1. China is a major exporter of mfg products manufactured in china using low cost labour and not high end technology which helps them keep employing their own people in their homeland.
They export surplus capacity after serving their homeland.
2. While we Indians send their own people out of the country and serve US client from within the country. But we do not take up projects to serve local clients. IBM, HP do instead. TCS is the only co that takes major Indian projects. Neither are we diversify our client base to include Russia, Canada, more of Europe, Japan, Asia-Pac and Gulf.
The % of highend services is also very less most of which is doen in US.
% of Soft Products and Application Services Providers are very less.
You cant restrict these, all the companies are dependent on these. It has become a basic necessity to run any world class organization.
We invest in edu but we do not invest in R&D.
We were fools to sell brands like hotmail and iflex to americans which we build with our own blood and brians.
3. Where as US and Japanese economies are neither driven by cheap products nor cheap labour. They invest in edu, R&D, and utilize the same for developing high end products in defence, medicine, financial products, software products like oracle, ibm, ms, google. The innovations revolutionalize the way we look and thing or we do things.
Its a global economy if not free but less restricted movement of goods, services and people. So its cost vs innovation.
Only industries which stop inovating or inovate too fast for thins to be kept tracked are failing in the US for e.g. FI developed risky mortgage backed securities and derivatives which created a ballon that was difficult to track and regulate and finally bursted. Auto mfg cos like GM, Ford and Chrysler stopped investing in inovation compared to their counter parts like Toyota, Hond.
Until and unless we stop just relying just on cost of services and products to be competitive and invest in R&D to develope world class innovations and products we can’t truly lead. Its easily for Obama to play his cards as he has lot to play.
If we had Oracle, SAP, MS, IBM, HP, Google, Apple, Mac of our own it would have been impossible for him to do anything when half of the world is using ur product which is world class and no other tom dick and harry can develop it in days or years but instead we just look for quick and cheap money.
“We were fools to sell brands like hotmail and iflex to americans which we build with our own blood and brians.”
I stopped reading your comment after this.
Don’t want to heart any sentiments.
But I think Infy, TCS, Wipro, HCL, L&T InfoTech or even Reliance are big enough to buy Yahoo or Sun or companies like ebay by tying up with some banks like SBI or LIC
TCS/Wipro + SBI + LIC together could have easily bought iFlex or Sun
It would have changed the market dynamics
They are avialable at a low price in recession
Oracle made a very smart move buying peoplesoft, seibel, iflex, sun
It captured finance, crm, hrms, sun hardware + software, java , mysql
This is muscle flexing in the market.
You cant do much against a company or country which has such brands.

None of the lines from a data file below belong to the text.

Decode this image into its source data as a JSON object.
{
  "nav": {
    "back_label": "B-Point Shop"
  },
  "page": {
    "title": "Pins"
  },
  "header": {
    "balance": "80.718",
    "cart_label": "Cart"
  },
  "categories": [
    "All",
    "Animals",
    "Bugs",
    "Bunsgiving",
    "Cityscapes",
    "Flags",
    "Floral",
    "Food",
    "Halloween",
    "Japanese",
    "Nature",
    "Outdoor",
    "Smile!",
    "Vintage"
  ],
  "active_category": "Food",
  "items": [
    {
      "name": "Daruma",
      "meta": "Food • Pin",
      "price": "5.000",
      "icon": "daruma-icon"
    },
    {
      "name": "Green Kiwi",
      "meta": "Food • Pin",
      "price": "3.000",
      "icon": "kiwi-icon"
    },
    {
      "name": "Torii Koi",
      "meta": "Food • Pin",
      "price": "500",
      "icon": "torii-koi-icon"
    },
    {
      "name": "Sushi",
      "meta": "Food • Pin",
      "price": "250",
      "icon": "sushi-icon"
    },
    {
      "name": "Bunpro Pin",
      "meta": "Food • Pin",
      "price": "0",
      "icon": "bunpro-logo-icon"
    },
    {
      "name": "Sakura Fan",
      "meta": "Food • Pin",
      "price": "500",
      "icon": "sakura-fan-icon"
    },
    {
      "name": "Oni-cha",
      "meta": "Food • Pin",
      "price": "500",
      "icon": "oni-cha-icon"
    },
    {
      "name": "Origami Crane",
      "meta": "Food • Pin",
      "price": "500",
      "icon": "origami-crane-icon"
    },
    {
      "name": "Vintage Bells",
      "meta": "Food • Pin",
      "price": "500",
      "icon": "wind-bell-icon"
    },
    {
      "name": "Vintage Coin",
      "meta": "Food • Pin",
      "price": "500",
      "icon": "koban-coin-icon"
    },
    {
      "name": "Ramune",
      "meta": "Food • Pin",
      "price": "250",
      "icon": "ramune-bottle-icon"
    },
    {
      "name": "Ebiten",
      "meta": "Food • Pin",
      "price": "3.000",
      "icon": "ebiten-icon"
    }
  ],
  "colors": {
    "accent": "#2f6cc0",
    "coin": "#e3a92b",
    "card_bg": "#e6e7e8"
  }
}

They cant be down played in any ways.
Hope my message went accross well
The truth is its not that the jobs that can done by a US citizen goes to India.
It’s that there is more technical work than what the U.S Citizens can handle. This is due to the pace in which technology is growing.
U.S has 300 million people and how many of them do you think know how to program?
India has 1 billion people and pretty much everyone in the 18-40 age category can write a computer program and deliver professional results.
When a computer breaks they call India to fix it. May be the U.S citizens will pay $30 per call on top of the warranty to get a live person who is in the U.S. Companies cannot afford to outsource to India.
Also I have a feeling some sort of reverse outsourcing will happen where Indian companies lead the technology world. They will outsource some of the task to U.S companies such as marketing to sell to the U.S audience and send the money back to India.